Worth the read-off topic

David Frum has this post in todays The Daily Beast.

“The hard decisions are not not the ones you make in the heat of battle. Far harder to make are those involved in speaking your mind about some hare-brained scheme, which proposes to commit troops to action under conditions where failure is almost certain, and the only results will be the needless sacrifice of precious lives.”  -Matthew B. Ridgeway, Memoirs (1956).

At the same time Salon reports on his book, “The Outpost: An Untold Story of American Valor.”  The header of the piece is:

 Courage and malfeasance in Afghanistan: “Anyone we drop off will die.”  Officers ordered an Afghanistan outpost built knowing it was vulnerable. Then the Taliban arrived and soldiers died

Amazon comments include book:

At 6:00 a.m. on the morning of October 3, 2009, Combat Outpost Keating was viciously attacked by Taliban insurgents. The 53 U.S. troops, having been stationed at the bottom of three steep mountains, were severely outmanned by nearly 400 Taliban fighters. Though the Americans ultimately prevailed, their casualties made it one of the war’s deadliest battles for U.S. forces. And after more than three years in that dangerous and vulnerable valley a mere 14 miles from the Pakistan border, the U.S. abandoned and bombed the camp. A Pentagon investigation later concluded that there was no reason for Outpost Keating to have been there in the first place.

THE OUTPOST is a tour de force of investigative journalism. Jake Tapper exposes the origins of this tragic and confounding story, exploring the history of the camp and detailing the stories of soldiers heroic and doomed, shadowed by the recklessness of their commanders in Washington, D.C. and a war built on constantly shifting sands.

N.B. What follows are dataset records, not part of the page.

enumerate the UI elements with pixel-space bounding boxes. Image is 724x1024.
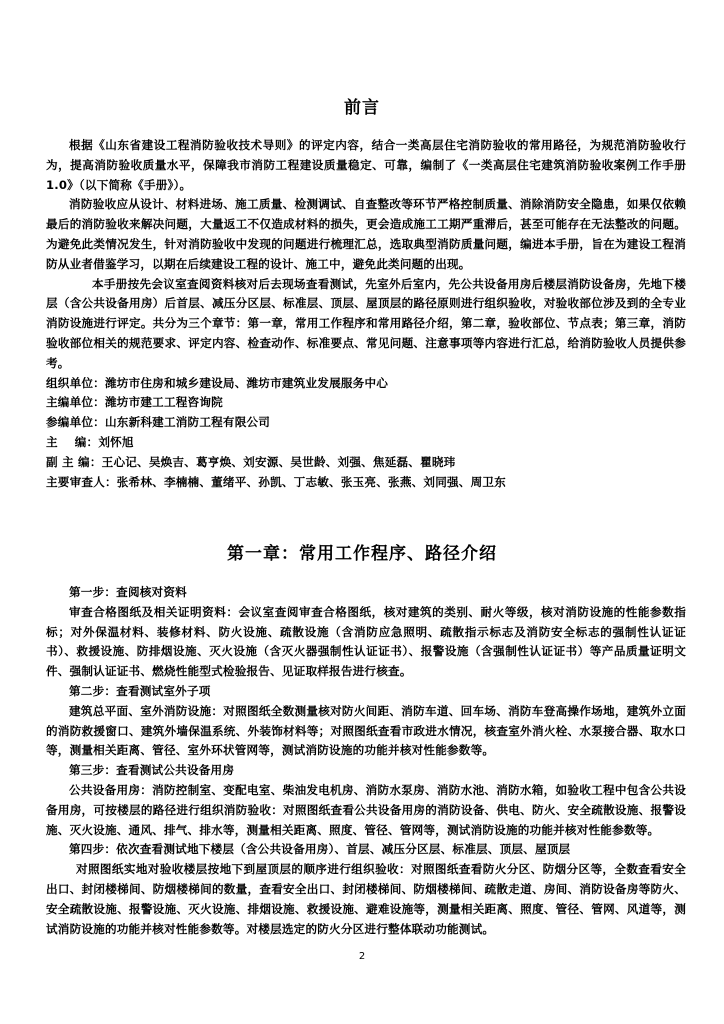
credit-line — [46, 413, 686, 433]
credit-label: 参编单位： — [46, 415, 105, 430]
preface-title: 前言 — [344, 98, 380, 118]
preface-paragraph: 消防验收应从设计、材料进场、施工质量、检测调试、自查整改等环节严格控制质量、消除消防安全隐患，如果仅依赖最后的消防验收来解决问题，大量返工不仅造成材料的损失，更会造成施工工期严重滞后，甚至可能存在无法整改的问题。为避免此类情况发生，针对消防验收中发现的问题进行梳理汇总，选取典型消防质量问题，编进本手册，旨在为建设工程消防从业者借鉴学习，以期在后续建设工程的设计、施工中，避免此类问题的出现。 — [46, 197, 686, 271]
credit-value: 王心记、吴焕吉、葛亨焕、刘安源、吴世龄、刘强、焦延磊、瞿晓玮 — [101, 454, 456, 469]
chapter-title: 第一章：常用工作程序、路径介绍 — [227, 544, 497, 564]
step-heading: 第三步：查看测试公共设备用房 — [69, 763, 235, 778]
credit-label: 副 主 编： — [46, 454, 102, 469]
preface-body — [46, 136, 686, 492]
step-body: 建筑总平面、室外消防设施：对照图纸全数测量核对防火间距、消防车道、回车场、消防车登高操作场地，建筑外立面的消防救援窗口、建筑外墙保温系统、外装饰材料等；对照图纸查看市政进水情况，核查室外消火栓、水泵接合器、取水口等，测量相关距离、管径、室外环状管网等，测试消防设施的功能并核对性能参数等。 — [46, 703, 686, 758]
credit-line — [46, 473, 686, 493]
credit-label: 主 编： — [46, 434, 99, 449]
credit-value: 山东新科建工消防工程有限公司 — [104, 415, 271, 430]
step-body: 审查合格图纸及相关证明资料：会议室查阅审查合格图纸，核对建筑的类别、耐火等级，核对消防设施的性能参数指标；对外保温材料、装修材料、防火设施、疏散设施（含消防应急照明、疏散指示标志及消防安全标志的强制性认证证书）、救援设施、防排烟设施、灭火设施（含灭火器强制性认证证书）、报警设施（含强制性认证证书）等产品质量证明文件、强制认证证书、燃烧性能型式检验报告、见证取样报告进行核查。 — [46, 604, 686, 679]
credit-value: 潍坊市住房和城乡建设局、潍坊市建筑业发展服务中心 — [104, 375, 389, 390]
credit-value: 张希林、李楠楠、董绪平、孙凯、丁志敏、张玉亮、张燕、刘同强、周卫东 — [116, 474, 506, 489]
step-heading: 第二步：查看测试室外子项 — [69, 683, 211, 698]
credit-label: 组织单位： — [46, 375, 105, 390]
preface-paragraph: 本手册按先会议室查阅资料核对后去现场查看测试，先室外后室内，先公共设备用房后楼层消防设备房，先地下楼层（含公共设备用房）后首层、减压分区层、标准层、顶层、屋顶层的路径原则进行组织验收，对验收部位涉及到的全专业消防设施进行评定。共分为三个章节：第一章，常用工作程序和常用路径介绍，第二章，验收部位、节点表；第三章，消防验收部位相关的规范要求、评定内容、检查动作、标准要点、常见问题、注意事项等内容进行汇总，给消防验收人员提供参考。 — [46, 276, 686, 370]
credit-label: 主要审查人： — [46, 474, 117, 489]
credit-line — [46, 433, 686, 453]
preface-paragraph: 根据《山东省建设工程消防验收技术导则》的评定内容，结合一类高层住宅消防验收的常用路径，为规范消防验收行为，提高消防验收质量水平，保障我市消防工程建设质量稳定、可靠，编制了《一类高层住宅建筑消防验收案例工作手册 1.0》（以下简称《手册》）。 — [46, 138, 686, 192]
chapter-body — [46, 583, 686, 939]
credit-value: 刘怀旭 — [98, 434, 134, 449]
step-body: 对照图纸实地对验收楼层按地下到屋顶层的顺序进行组织验收：对照图纸查看防火分区、防烟分区等，全数查看安全出口、封闭楼梯间、防烟楼梯间的数量，查看安全出口、封闭楼梯间、防烟楼梯间、疏散走道、房间、消防设备房等防火、安全疏散设施、报警设施、灭火设施、排烟设施、救援设施、避难设施等，测量相关距离、照度、管径、管网、风道等，测试消防设施的功能并核对性能参数等。对楼层选定的防火分区进行整体联动功能测试。 — [46, 862, 686, 936]
credit-value: 潍坊市建工工程咨询院 — [104, 395, 223, 410]
step-body: 公共设备用房：消防控制室、变配电室、柴油发电机房、消防水泵房、消防水池、消防水箱，如验收工程中包含公共设备用房，可按楼层的路径进行组织消防验收：对照图纸查看公共设备用房的消防设备、供电、防火、安全疏散设施、报警设施、灭火设施、通风、排气、排水等，测量相关距离、照度、管径、管网等，测试消防设施的功能并核对性能参数等。 — [46, 782, 686, 837]
credit-line — [46, 374, 686, 394]
credit-label: 主编单位： — [46, 395, 105, 410]
credit-line — [46, 453, 686, 473]
credit-line — [46, 393, 686, 413]
step-heading: 第四步：依次查看测试地下楼层（含公共设备用房）、首层、减压分区层、标准层、顶层、屋顶层 — [69, 842, 571, 857]
page-number: 2 — [358, 951, 366, 962]
step-heading: 第一步：查阅核对资料 — [69, 585, 187, 599]
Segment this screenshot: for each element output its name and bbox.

In 2009, in one of the deadliest battles in Afghanistan, Combat Outpost Keating was attacked by Taliban insurgents and nearly destroyed. A Pentagon investigation concluded that the outpost, a poorly located and protected part of a counterinsurgency strategy, should not have been there in the first place. The 53 U.S. troops stationed there were part of an effort to combat extremist groups that sprouted with U.S. support during the Russian occupation. ABC News war correspondent Tapper spent two years chronicling the mission and lives of the troops and their commanders, making the war more personal as readers get to know the troops’ personality quirks, backstories, family lives, and perspectives on their mission.